Saturday 2:35 p.m.–3:05 p.m.
Data intensive biology in the cloud: instrumenting ALL the things
Titus Brown
- Audience level:
- Intermediate
- Category:
- Science
Description
Cloud computing offers some great opportunities for science, but most
cloud computing platforms are I/O and memory limited, and hence
are poor matches for data-intensive computing. After 4 years of
research software development we are now instrumenting and benchmarking
our analysis pipelines; numbers, lessons learned, and future plans
will be discussed. Everything is open source.
Abstract
The cloud provides great opportunities for a variety of important
computational science challenges, including reproducible science,
standardized computational workflows, comparative benchmarking, and
focused optimization. It can also help be a disruptive force for the
betterment of science by eliminating the need for large infrastructure
investments and supporting exploratory computational science on
previously challenging scales. However, most cloud computing use in
science so far has focused on relatively mundane "pleasantly parallel"
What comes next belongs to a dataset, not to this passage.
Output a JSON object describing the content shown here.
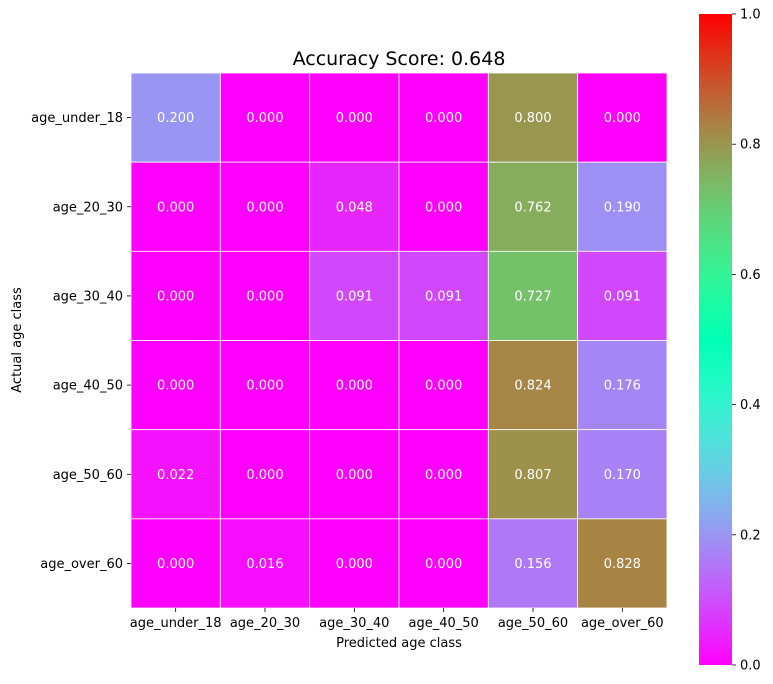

problems. Our lab has spent many moons addressing a large,
non-parallelizable "big data/big graph" problem -- sequence assembly
-- with a mixture of Python and C++, some fun new data structures and
algorithms, and a lot of cloud computing. Most recently we have been
working on open computational "protocols", worfklows, and pipelines
for democritizing certain kinds of sequence analysis. As part of this
work we are tackling issues of standardized test data sets to support
comparative benchmarking, targeted optimization, reproducible science,
and computational standardization in biology. In this talk I'll
discuss our efforts to understand where our computational bottlenecks
are, what kinds of optimization and parallelization efforts make sense
financially, and how the cloud is enabling us to be usefully
disruptive. As a bonus I'll talk about how the focus on pleasantly
paralellizable tasks has warped everyone's brains and convinced them
that engineering, not research, is really interesting.